Всё всегда кончается плохо.
Было пять утра. Ира Теряшева сидела на кухне с чашкой кофе, светя себе газовой конфоркой; обычно, когда нападала бессонница, это было самое приятное время и место в жизни, но не в этот раз.
«Была в сети вчера в 22:17«, — по-прежнему гласила Анютина страница «ВКонтакте». Телефона ее не было — у Иры вообще нет ничьих телефонов, даже мистера Федоренко; как-то не вошло в привычку. Худшая катастрофа — та, что еще не произошла, но ты уже не можешь ее предотвратить. Еще хуже — когда теоретически можешь. Но как? Ее способности к наглой театральной импровизации напрочь переставали работать, когда нужно было что-то спланировать заранее, вдобавок не представляя себе, с кем придется иметь дело. Что-то наврать охраннику на входе, который и вчера-то оглянулся вслед ей и Степанковой с каким-то недооформившимся подозрением; а потом Кто вообще первым там появляется по утрам? Ира совершенно не разбиралась в таких житейских подробностях, и от мыслей о них сейчас впадала в оцепенение, близкое к панике. Была какая-то гложущая надежда, что все обойдется, и добавочный страх, что лихорадочные попытки всё исправить как раз и испортят всё окончательно.

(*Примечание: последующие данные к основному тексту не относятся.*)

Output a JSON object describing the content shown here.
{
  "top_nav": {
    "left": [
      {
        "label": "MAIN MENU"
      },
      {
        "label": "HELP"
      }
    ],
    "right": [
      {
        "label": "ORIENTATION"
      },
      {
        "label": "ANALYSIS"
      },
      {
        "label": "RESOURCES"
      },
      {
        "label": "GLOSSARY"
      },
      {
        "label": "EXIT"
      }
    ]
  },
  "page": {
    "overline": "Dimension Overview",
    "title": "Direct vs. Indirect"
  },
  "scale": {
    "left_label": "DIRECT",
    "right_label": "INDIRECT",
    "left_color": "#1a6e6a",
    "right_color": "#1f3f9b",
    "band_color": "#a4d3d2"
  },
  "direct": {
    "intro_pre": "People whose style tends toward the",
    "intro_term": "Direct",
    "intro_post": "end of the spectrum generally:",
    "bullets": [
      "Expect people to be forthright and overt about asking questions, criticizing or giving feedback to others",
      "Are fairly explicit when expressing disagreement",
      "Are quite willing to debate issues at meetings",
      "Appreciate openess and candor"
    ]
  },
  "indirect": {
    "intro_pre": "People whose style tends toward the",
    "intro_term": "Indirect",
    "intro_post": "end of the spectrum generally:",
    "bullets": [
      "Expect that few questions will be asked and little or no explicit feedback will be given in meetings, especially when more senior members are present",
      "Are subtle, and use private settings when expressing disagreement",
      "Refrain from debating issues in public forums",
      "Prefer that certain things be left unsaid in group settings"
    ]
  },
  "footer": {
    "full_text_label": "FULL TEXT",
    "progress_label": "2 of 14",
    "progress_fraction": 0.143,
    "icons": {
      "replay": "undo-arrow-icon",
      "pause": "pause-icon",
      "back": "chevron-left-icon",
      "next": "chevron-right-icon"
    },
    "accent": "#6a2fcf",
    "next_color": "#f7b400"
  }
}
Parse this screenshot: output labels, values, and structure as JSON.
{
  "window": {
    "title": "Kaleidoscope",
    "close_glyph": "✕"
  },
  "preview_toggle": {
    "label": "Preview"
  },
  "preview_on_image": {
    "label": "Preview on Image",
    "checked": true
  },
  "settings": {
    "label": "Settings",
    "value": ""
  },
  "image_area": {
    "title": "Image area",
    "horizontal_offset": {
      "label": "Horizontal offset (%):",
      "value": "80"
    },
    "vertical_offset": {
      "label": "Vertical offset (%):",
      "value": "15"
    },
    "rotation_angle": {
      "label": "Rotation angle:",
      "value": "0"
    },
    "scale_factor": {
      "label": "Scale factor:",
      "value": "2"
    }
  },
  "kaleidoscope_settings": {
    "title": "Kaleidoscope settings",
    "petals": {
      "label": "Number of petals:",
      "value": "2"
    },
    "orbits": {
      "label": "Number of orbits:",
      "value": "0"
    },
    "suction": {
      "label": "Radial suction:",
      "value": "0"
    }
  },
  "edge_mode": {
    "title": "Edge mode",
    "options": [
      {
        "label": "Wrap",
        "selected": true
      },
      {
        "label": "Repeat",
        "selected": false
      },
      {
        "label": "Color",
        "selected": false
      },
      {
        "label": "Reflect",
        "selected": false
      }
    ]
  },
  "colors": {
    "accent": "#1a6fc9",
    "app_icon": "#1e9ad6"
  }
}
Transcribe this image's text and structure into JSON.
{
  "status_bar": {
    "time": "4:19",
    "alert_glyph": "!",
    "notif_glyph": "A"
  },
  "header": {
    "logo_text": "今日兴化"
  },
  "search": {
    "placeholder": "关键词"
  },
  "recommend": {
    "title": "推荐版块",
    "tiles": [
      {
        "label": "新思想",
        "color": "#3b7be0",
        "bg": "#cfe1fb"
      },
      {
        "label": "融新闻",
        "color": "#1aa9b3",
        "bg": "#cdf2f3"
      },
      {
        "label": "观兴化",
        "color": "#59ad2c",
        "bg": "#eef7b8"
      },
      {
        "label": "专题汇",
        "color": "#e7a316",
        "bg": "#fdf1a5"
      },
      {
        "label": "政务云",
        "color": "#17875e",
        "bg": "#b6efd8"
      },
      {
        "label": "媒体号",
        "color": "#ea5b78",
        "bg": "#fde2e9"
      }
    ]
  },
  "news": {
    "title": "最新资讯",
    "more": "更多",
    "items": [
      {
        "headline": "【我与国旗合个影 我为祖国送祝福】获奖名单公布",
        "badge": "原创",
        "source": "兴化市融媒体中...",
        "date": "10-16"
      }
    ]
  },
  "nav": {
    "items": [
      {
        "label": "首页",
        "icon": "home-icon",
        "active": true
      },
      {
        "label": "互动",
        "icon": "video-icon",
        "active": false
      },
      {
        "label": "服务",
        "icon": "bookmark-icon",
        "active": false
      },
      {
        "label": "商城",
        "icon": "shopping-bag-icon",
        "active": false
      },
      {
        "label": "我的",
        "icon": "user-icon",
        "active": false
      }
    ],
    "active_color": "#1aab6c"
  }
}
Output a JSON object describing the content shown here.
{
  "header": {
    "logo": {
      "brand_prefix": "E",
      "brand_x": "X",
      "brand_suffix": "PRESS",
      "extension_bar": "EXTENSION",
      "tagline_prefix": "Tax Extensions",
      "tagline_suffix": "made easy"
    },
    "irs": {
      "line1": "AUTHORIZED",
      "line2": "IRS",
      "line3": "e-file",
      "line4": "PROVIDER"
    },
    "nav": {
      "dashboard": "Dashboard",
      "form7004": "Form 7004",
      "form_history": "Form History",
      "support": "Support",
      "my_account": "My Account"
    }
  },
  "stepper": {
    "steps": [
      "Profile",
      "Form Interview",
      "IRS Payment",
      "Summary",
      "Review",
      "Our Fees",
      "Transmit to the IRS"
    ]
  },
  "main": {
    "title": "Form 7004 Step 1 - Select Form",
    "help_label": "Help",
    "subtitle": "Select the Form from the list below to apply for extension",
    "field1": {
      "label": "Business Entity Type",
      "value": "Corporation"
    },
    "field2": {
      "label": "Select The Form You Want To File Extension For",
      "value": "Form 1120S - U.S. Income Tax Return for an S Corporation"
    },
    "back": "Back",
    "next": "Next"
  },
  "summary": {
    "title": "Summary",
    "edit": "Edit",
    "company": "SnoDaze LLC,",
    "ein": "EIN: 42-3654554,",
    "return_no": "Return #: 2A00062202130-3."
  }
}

Такая мелочь. Такая глупость. И такие последствия.
Степанкова, черт возьми, просыпайся. Сейчас бы хоть вместе что-то сообразили.
Хотя, конечно, трудно было разделить то, чем вчера всё закончилось, и то, что Ира с ужасом вспомнила уже посреди бессонницы, для которой и первого повода хватило. Всё всегда кончается плохо. Теперь Ира та, кого жизнь за все ее страхи и слабости нещадно прикладывает. Подстраивая всё для этого невыносимо по-дурацки, как у нормальных людей не бывает.
Мир все равно дает понять, что он не для таких, как Ира Теряшева. В нем всегда что-то подстерегает и никогда ничто не бывает простым и прямым. Ира может сколько угодно троллить обывателей на форумах, но все равно будет казаться, что эта их вера в шарлатанские снадобья и тайные энергии — что-то вроде обряда, дани богам глупости, чтобы в остальном жить довольно разумно и практично. Ира может на длинной волне вдохновения сделать одноклассницу чем-то вроде лесбийской рабыни, заняться с ней вконец неслыханными вещами, запершись в федоренковском кабинете, но в итоге Анюта ей примитивнейшим образом все вернет и уйдет страшно собой довольная, это во-первых; а во-вторых, потом посреди ночи вспомнится, что они забыли
Всё всегда кончается плохо. Хотя Анюте, наверное, кажется, что у них теперь отношения. И, наверное, так и будет: Ира теперь себя ясно ощущала в той же ситуации, которую растолковывала Анюте вчера. Некуда деться. Шоу должно продолжаться, или останется только зарыться в подушку и выть. Неплохое в общем-то шоу, против которого Ира ничего не имела, кроме оставшегося осадка, за который винить можно было, наверное, только себя. С ее замашками надо и уметь проигрывать. Научиться попросту думать лучше о людях.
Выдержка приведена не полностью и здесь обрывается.